The United States Court of Appeals for the First Circuit confirmed yesterday that the government must bear the burden of proof in immigration bail hearings. The decision affirms a key holding in a landmark class action filed in Boston federal court in 2019 by the ACLU of Massachusetts, the ACLU of New Hampshire, the National ACLU, and Boston law firm Mintz.
Many immigrants are eligible for release on bail or conditions during their immigration court proceedings. In 1999, the Immigration Courts initiated a “detention by default” system, in which the government jailed people for the duration of their immigration proceedings without making any showing that that detention was necessary. Instead, to secure release, the immigrant bore the burden to prove a negative: that they are not a danger or flight risk.

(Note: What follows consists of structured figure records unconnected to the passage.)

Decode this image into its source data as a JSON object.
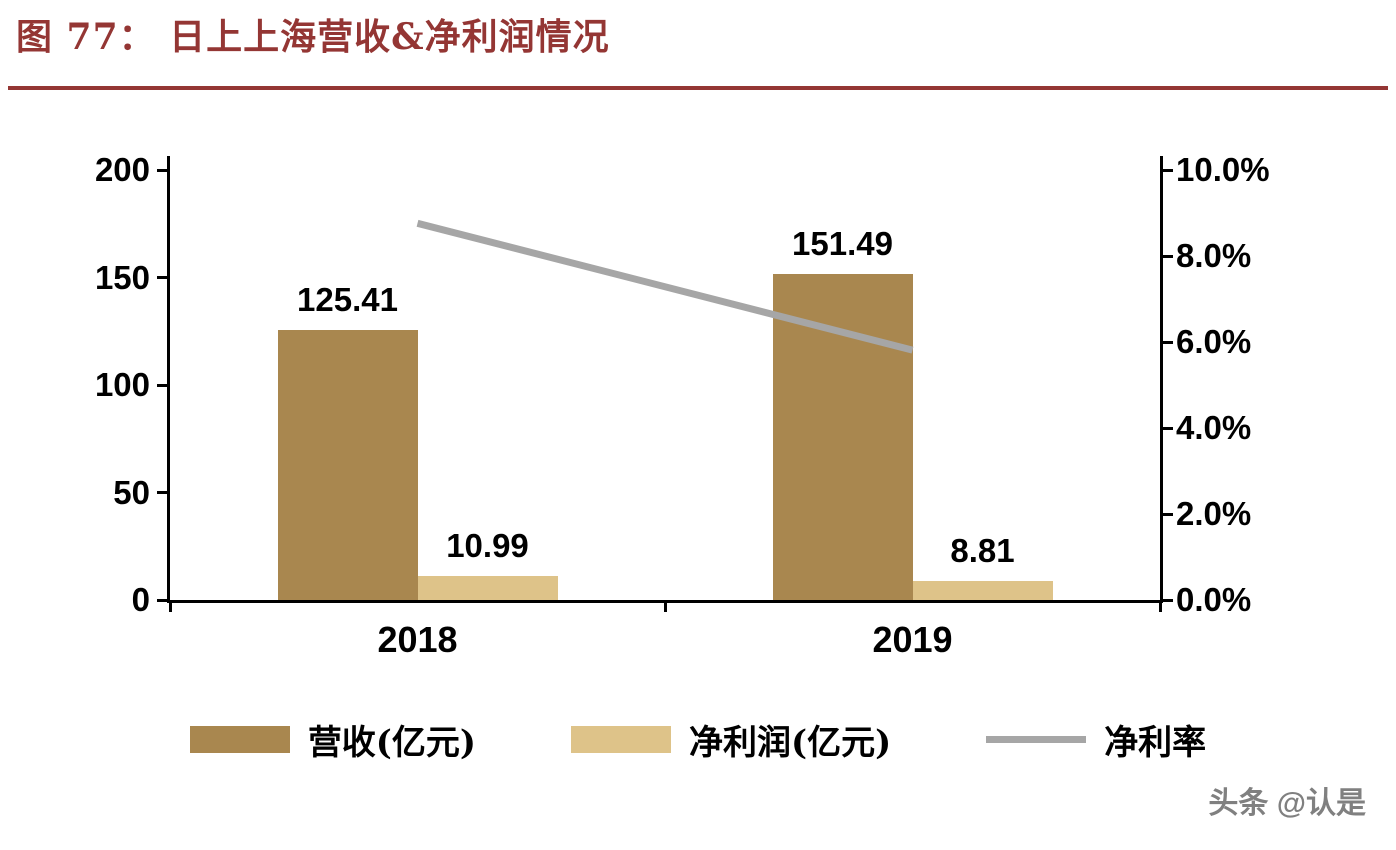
{
  "figure": {
    "title": "图 77： 日上上海营收&净利润情况",
    "watermark": "头条 @认是"
  },
  "colors": {
    "title": "#943634",
    "divider": "#943634",
    "axis": "#000000",
    "revenue_bar": "#A9874F",
    "profit_bar": "#DEC389",
    "margin_line": "#A6A6A6",
    "watermark": "#808080"
  },
  "chart_data": {
    "type": "bar",
    "subtype": "combo-bar-line-dual-axis",
    "title": "图 77： 日上上海营收&净利润情况",
    "categories": [
      "2018",
      "2019"
    ],
    "series": [
      {
        "key": "revenue",
        "name": "营收(亿元)",
        "kind": "bar",
        "axis": "left",
        "color": "#A9874F",
        "values": [
          125.41,
          151.49
        ],
        "labels": [
          "125.41",
          "151.49"
        ]
      },
      {
        "key": "net-profit",
        "name": "净利润(亿元)",
        "kind": "bar",
        "axis": "left",
        "color": "#DEC389",
        "values": [
          10.99,
          8.81
        ],
        "labels": [
          "10.99",
          "8.81"
        ]
      },
      {
        "key": "net-margin",
        "name": "净利率",
        "kind": "line",
        "axis": "right",
        "color": "#A6A6A6",
        "values": [
          8.76,
          5.81
        ]
      }
    ],
    "left_axis": {
      "min": 0,
      "max": 200,
      "tick_labels": [
        "200",
        "150",
        "100",
        "50",
        "0"
      ]
    },
    "right_axis": {
      "min": 0,
      "max": 10,
      "tick_labels": [
        "10.0%",
        "8.0%",
        "6.0%",
        "4.0%",
        "2.0%",
        "0.0%"
      ]
    },
    "legend_position": "bottom",
    "grid": false
  }
}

In 2018, the ACLU and its cooperating counsel successfully advocated in an individual case in Boston federal court that the government must bear the burden of proof in immigration bond hearings. The government, however, continued its unlawful practices. Consequently, in 2019, the ACLU and Mintz secured a first-of-its-kind class action victory that ended the government’s “detention by default” practice throughout New England. The Trump administration appealed that class action victory in 2020. While that appeal was pending, the court of appeals ruled that the government must bear the burden of proof in an individual case brought by the ACLU of New Hampshire.
Dan McFadden, staff attorney at the ACLU of Massachusetts, today released the following statement in response to the new First Circuit decision:
“For 20 years, immigration authorities systematically jailed people in violation of their constitutional right to due process of law. This new decision confirms that the federal court in Boston correctly put an end to two decades of flawed proceedings in the immigration courts that unlawfully deprived countless people of their liberty. Thousands of immigrants throughout New England have already benefited from this class action victory, and we are gratified that the court’s declaration will continue to protect many more people for years to come.”